Auch die strategische Bedeutung der beiden noch verbliebenen
Militärbasen Batumi und Achalkalaki erscheint nicht sonderlich
groß. In Achalkakali rekrutiert sich ein Grossteil der Soldaten
aus den jungen Männern der umliegenden Dörfer, die allesamt
armenisch besiedelt sind. Nahezu völlig abgeschnitten von
einer vernünftigen Logistik mit dem Mutterland dürfte
die militärische Präsenz Russlands in dieser Region
Georgiens nur noch deklamatorischen Charakter haben. Dabei ist
allerdings zu berücksichtigen, dass die russische Militärbastion
in der strukturschwachen Region der einzige nennenswerte Arbeitgeber
ist. Würde er abziehen, hinterließe er der georgischen
Regierung ein nahezu unlösbares wirtschaftliches Problem.
Ein Aufflammen an ethnischen Spannungen wäre unausweichlich.
So ist denn auch die armenische Minderheit in dieser Gegend schon
aus wirtschaftlichen Gründen dringend an einer längerfristigen
militärischen Präsenz Russlands interessiert. Hinzu
kommt, dass sich die Armenier unter dem Schutz Russlands sicherer
fühlen vor eventuellen nationalistischen Rückfällen
georgischer Politik. Und: Da schon kurz nach dem Abzug der Russen
aus der Militärbasis Vaziani bei Tbilissi dort türkische
Soldaten einzogen, um das völlig heruntergekommene Terrain
einigermaßen zu sanieren, befürchtet die armenische
Bevölkerung Dschawachetis auch einen sofortigen Einzug des
Erbfeines Türkei in die frei gewordene Kaserne von Achalkakali,
sollten die Russen dort wirklich abziehen. Eine schwierige Gemengelage
an Interessen also und nicht wenige in der georgischen Hauptstadt
wissen, dass derzeit der Status quo - also russisches Militär
in Achalkalaki - nicht unerheblich zur Stabilität und Ruhe
in der Grenzregion zu Armenien beiträgt.
Ähnlich ist die Situation in Batumi, wo die russische Garnison
von Aslan Abaschidse ganz offensichtlich dazu instrumentalisiert
wird, seine spezielle Form einer autonomen Republik abzusichern,
zumindest bis heute war dies einer gewissen Stabilität durchaus
zuträglich. Für beide Militärbasen gilt, dass sie
für Russland wohl eher politisch-propagandistischen Nutzen
haben als einen wirklich militärisch-strategischen.
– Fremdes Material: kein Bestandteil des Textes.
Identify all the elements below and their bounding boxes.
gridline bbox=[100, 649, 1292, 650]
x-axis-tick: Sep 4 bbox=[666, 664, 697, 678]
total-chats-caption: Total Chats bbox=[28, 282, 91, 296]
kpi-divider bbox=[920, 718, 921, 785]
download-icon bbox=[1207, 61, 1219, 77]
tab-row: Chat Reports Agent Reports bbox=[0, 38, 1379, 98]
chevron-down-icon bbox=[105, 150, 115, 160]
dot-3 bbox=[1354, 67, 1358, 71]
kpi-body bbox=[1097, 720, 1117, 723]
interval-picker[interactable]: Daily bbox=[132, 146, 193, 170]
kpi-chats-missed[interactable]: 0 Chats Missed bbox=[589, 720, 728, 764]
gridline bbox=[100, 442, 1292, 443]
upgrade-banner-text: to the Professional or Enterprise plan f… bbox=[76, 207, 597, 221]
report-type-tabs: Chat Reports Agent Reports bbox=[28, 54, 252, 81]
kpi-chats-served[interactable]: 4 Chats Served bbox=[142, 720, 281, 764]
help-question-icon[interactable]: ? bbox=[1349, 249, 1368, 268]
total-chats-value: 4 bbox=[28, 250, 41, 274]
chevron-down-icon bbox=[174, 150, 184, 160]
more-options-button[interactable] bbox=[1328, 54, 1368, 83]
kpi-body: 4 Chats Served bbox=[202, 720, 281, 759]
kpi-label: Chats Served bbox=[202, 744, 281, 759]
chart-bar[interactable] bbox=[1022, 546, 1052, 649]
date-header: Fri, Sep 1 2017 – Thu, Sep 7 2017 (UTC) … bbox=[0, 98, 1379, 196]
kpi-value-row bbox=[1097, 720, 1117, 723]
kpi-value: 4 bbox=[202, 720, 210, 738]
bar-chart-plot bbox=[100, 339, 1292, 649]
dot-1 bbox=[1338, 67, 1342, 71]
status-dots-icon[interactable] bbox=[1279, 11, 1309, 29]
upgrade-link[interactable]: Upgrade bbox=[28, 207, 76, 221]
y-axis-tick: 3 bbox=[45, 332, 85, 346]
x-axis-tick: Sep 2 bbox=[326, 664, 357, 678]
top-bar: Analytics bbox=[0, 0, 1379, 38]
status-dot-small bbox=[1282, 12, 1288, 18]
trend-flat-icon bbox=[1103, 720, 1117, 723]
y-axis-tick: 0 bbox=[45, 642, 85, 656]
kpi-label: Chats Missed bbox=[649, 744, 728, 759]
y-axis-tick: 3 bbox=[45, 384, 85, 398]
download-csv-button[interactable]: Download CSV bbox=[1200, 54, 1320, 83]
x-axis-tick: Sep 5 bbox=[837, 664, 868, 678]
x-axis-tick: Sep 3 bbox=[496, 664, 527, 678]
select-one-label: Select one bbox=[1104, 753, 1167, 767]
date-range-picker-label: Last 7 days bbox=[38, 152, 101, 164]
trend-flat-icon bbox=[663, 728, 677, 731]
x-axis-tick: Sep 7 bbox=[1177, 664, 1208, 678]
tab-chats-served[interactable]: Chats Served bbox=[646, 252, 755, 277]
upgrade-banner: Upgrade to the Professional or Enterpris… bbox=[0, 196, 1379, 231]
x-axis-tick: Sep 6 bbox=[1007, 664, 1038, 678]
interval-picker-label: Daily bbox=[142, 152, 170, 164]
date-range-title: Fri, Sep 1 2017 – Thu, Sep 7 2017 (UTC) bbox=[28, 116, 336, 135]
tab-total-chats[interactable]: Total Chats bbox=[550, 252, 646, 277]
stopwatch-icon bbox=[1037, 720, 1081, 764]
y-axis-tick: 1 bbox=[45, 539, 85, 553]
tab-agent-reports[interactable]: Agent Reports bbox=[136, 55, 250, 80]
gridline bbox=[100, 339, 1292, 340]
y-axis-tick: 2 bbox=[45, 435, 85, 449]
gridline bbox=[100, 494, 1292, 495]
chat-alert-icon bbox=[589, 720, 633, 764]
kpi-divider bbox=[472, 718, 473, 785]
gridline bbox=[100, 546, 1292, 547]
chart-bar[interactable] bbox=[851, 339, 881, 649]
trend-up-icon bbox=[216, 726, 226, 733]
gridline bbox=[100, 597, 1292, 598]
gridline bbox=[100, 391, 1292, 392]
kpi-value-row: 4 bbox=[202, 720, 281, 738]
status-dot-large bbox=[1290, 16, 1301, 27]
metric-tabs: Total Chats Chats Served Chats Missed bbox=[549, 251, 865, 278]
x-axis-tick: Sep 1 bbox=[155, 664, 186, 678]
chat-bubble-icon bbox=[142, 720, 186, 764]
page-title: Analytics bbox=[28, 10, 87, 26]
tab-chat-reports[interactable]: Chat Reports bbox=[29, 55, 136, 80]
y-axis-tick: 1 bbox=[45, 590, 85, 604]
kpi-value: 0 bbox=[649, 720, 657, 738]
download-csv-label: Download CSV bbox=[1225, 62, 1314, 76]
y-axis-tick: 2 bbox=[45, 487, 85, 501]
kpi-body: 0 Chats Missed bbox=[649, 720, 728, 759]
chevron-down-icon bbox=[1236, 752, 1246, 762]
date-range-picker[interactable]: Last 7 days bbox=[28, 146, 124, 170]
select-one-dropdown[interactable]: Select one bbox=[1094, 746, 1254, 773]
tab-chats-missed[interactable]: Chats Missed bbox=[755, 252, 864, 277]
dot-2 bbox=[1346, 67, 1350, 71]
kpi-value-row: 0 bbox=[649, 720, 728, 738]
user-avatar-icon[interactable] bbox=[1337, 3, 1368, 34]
Trotzdem ist das Thema seit dem erzwungenen Regierungswechsel
erneut auf der politischen Agenda. Außenminister Tedo Tschaparidse
wurde jüngst in dieser Frage in Moskau vorstellig, wo man
beschied, es mit der Heimkehr der Soldaten nicht annähernd
so eilig zu haben wir seinerzeit in Deutschland. Ein Verlegung
nach Russland koste viel Geld und Finanzminister würde entsprechende
Mittel erst dann freigeben, wenn ein völkerrechtlich gültiger
Vertrag vorliege. Von 500 Millionen $ war die Rede und davon,
dass man mit einer solchen Summe das Verfahren beschleunigen könne.
Eine überaus dezente Reaktion auf ein Angebot der USA, dem
Rückzug Russlands aus Georgien finanziell nachhelfen zu wollen.
Ob man in Washington allerdings mit Summen dieser Größenordnung
rechnet, darf dahingestellt bleiben. Trotzdem rechnet Tschaparidse
fest mit einem Kompromiss, die Gespräche würden hart,
aber es gäbe da keinen Ausweg.
Michael Saakaschwili, der designierte Präsident, erklärte
in einem Interview, die russische Militärpräsenz in
Georgien diene eher dem imperialen Gehabe Russlands denn seiner
Sicherheit. Es gäbe andere Wege, die Sicherheit der russischen
Grenzen zu garantieren als die verbliebenen 2.000 Mann. Eines
hat Georgien mittlerweile immerhin erreicht. Die russischen Soldaten
erhalten seit kurzem ihren Sold nicht mehr in Rubel sondern in
georgischen Lari ausbezahlt. Dies bringt der Nationalbank regelmäßigen
Dollarzufluss und verhilft der georgischen Währung wohl auch
in Achalkalaki endgültig zum Durchbruch. Dort war in den
letzten Jahren der russische Rubel die dominierende Währung.